Spreadsheet risk is the risk associated with deriving a materially incorrect value from a spreadsheet application that will be utilised in making a related (usually numerically based) decision. Examples include the valuation of an asset, the determination of financial accounts, the calculation of medicinal doses or the size of load-bearing beam for structural engineering. The risk may arise from inputting erroneous or fraudulent data values, from mistakes (or incorrect changes) within the logic of the spreadsheet or the omission of relevant updates (e.g. out of date exchange rates). Some single-instance errors have exceeded US$1 billion.[37][38] Because spreadsheet risk is principally linked to the actions (or inaction) of individuals it is defined as a sub-category ofoperational risk.

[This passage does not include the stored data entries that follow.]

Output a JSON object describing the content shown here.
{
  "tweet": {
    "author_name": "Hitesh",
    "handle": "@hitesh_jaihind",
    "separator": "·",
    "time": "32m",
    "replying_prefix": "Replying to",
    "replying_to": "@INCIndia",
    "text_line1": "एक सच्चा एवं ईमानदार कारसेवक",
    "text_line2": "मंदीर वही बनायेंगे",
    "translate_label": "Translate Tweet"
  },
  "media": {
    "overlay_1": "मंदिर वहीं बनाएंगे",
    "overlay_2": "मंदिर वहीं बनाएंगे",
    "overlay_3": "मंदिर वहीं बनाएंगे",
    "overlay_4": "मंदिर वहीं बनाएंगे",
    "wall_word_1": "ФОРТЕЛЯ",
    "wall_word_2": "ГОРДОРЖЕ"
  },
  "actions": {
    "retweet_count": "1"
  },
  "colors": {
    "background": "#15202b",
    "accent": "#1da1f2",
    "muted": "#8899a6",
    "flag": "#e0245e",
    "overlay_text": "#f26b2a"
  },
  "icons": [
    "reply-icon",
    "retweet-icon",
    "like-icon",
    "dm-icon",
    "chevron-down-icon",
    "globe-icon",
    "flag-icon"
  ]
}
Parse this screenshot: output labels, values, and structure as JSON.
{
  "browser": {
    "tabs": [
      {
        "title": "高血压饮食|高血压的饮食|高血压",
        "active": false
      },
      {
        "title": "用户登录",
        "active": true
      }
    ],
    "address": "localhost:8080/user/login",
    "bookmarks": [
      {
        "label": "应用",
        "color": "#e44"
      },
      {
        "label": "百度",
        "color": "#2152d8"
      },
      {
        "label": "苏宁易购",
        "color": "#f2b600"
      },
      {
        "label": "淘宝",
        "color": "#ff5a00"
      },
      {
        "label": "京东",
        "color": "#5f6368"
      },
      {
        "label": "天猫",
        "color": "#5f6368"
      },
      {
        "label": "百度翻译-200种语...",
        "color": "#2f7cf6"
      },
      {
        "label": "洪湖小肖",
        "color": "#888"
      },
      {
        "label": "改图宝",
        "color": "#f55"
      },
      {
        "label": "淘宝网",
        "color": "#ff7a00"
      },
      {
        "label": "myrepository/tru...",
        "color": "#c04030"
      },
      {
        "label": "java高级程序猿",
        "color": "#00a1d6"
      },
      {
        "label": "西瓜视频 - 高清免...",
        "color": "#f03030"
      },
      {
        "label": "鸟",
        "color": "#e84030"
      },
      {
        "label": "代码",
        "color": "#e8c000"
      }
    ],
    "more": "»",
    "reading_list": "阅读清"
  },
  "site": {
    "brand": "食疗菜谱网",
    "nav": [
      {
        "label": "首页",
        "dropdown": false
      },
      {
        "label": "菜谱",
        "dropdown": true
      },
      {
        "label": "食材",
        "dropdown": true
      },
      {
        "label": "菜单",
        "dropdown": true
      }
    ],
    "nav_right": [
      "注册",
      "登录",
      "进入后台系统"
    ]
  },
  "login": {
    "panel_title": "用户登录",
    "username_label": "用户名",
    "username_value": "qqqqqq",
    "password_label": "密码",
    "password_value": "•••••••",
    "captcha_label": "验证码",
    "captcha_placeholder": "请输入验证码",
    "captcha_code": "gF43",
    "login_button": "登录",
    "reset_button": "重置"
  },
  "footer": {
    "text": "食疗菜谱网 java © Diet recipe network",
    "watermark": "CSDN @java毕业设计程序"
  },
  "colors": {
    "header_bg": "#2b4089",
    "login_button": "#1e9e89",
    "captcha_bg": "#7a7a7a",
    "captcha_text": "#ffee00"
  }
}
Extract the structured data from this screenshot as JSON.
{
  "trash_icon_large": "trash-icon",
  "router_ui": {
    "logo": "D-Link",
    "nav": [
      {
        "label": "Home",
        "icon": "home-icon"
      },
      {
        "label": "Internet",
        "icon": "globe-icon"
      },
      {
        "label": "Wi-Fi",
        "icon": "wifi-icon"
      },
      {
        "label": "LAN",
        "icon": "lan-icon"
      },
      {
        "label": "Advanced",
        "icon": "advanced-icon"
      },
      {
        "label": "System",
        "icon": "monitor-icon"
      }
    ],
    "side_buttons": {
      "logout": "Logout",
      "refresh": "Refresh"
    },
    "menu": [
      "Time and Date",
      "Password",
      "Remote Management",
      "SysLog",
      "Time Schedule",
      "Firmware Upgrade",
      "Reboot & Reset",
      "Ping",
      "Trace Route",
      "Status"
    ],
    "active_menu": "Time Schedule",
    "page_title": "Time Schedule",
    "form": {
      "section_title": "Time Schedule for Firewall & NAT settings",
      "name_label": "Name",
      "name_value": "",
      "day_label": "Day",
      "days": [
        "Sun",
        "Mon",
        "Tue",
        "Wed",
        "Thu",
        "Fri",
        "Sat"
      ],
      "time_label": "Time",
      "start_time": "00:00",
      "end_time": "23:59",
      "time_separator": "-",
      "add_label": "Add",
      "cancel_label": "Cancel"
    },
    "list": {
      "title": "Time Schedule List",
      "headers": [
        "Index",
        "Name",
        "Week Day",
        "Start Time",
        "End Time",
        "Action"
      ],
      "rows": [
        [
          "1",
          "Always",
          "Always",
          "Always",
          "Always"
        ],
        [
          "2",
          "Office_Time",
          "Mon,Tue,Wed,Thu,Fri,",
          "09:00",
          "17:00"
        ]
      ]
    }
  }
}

In the report into the 2012 JPMorgan Chase trading loss, a lack of control over spreadsheets used for critical financial functions was cited as a factor in the trading losses of more than six billion dollars which were reported as a result of derivatives trading gone bad.
Despite this, research[39] carried out by ClusterSeven revealed that around half (48%) of c-level executives and senior managers at firms reporting annual revenues over £50m said there were either no usage controls at all or poorly applied manual processes over the use of spreadsheets at the firms.[39][40]
In 2013 Thomas Herndon, a third year student at the University of Massachusetts at Amherst found major coding flaws in the spreadsheet used by the economists Carmen Reinhart and Kenneth Rogoff in a very influential 2010 journal article. The Reinhart and Rogoff article was widely used as justification to drive 2010 to 2013 European austerity programs.